Jackson has preached a turbo tempo since taking over for Jay Gruden on Jan. 9, but it still caught a few players – specifically the offensive line – off guard.
“I don’t think they really believed me until they came out to the practice field,” Jackson said. “That’s where the rubber meets the road. They have taken the challenge. I’ll still tell you we don’t got fast enough yet, but they know that. We have to get in great shape to play way we need to play. We are just going to keep working at it until we get there. We’ve got to get there fast.”
And as for the defense?
“They are mad at me,” Jackson said. “They told me I am scripting them and all this stuff. It’s fun. It’s competition.”
Nowhere is the competition stiffer than in the backfield, where rookie second-round pick Jeremy Hill has joined BenJarvus Green-Ellis and Giovani Bernard in the battle for carries.

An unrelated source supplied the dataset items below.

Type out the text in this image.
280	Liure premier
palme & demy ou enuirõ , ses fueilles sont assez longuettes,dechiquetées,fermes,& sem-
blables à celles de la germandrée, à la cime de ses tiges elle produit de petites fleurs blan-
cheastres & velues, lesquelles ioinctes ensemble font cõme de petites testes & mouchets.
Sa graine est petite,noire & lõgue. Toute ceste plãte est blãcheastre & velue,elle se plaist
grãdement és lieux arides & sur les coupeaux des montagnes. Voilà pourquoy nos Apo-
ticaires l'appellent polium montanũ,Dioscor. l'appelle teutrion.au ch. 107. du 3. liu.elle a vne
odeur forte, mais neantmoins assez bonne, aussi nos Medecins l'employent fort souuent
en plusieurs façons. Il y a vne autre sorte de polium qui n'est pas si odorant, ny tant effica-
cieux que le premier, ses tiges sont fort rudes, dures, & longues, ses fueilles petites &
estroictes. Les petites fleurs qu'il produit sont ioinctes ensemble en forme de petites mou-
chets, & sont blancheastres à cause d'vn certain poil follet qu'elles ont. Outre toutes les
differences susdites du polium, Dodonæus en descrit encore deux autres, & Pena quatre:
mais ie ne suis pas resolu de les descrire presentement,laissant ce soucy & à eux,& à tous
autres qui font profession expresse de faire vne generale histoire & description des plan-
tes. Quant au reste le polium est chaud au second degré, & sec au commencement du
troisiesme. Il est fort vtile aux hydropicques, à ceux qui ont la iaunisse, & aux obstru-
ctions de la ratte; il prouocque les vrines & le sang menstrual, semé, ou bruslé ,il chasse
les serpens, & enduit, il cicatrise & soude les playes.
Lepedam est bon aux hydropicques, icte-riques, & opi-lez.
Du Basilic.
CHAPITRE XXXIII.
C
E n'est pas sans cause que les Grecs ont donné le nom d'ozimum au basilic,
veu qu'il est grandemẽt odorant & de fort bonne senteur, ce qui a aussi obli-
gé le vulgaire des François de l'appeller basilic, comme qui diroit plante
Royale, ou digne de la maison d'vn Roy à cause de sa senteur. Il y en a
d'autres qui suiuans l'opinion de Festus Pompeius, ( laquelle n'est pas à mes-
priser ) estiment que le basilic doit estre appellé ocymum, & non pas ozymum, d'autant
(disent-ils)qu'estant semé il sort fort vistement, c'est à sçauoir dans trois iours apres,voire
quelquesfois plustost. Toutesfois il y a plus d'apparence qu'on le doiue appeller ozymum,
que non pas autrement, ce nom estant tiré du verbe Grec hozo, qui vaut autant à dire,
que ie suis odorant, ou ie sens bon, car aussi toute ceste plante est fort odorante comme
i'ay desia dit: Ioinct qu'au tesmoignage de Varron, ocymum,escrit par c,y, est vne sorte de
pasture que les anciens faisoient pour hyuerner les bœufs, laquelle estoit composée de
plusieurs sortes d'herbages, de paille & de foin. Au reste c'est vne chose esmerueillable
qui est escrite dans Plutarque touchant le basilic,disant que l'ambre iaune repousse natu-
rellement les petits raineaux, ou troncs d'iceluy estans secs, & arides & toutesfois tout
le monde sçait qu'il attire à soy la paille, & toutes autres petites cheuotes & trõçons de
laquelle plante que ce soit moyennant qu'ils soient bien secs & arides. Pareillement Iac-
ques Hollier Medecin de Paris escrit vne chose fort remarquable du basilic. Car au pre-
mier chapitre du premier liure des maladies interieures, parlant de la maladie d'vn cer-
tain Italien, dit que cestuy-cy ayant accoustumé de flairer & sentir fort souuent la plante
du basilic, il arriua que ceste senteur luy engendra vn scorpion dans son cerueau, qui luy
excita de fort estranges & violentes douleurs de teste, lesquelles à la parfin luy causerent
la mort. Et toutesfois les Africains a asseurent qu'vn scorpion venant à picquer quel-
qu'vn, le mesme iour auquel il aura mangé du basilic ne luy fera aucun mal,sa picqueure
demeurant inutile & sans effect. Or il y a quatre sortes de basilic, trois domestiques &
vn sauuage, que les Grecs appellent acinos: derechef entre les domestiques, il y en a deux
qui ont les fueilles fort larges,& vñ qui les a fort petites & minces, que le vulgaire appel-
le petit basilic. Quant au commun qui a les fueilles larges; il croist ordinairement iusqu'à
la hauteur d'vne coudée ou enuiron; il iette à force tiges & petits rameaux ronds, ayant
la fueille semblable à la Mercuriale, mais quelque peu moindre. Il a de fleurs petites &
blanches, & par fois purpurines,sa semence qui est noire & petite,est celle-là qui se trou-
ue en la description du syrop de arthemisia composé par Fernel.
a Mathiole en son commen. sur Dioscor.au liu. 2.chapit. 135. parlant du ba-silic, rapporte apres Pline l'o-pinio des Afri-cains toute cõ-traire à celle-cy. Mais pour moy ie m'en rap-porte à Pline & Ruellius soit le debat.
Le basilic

With Rex Burkhead and Cedric Peerman also in the mix and valuable on special teams as well, it appears Green-Ellis could be the odd man out when it comes time to cut down the roster.
But Jackson, perhaps for the first time this spring, said “not so fast.”
“Benny shouldn’t worry about a count,” Jackson said. “And I’m not worried about a count. He should worry about competing. I will always stand on the table for Benny. Benny’s a good person and he’s a good player.
“This is the way it should be,” Jackson added. “We should always bring people into this organization to challenge other people, regardless of who it is. Then the cream rises to the top. Again, we have a lot more practices before we get ready to play a game. So I’m excited about what the upside is, but I know we’ve got to go get there. We’ve got to keep chasing it every day to get there.”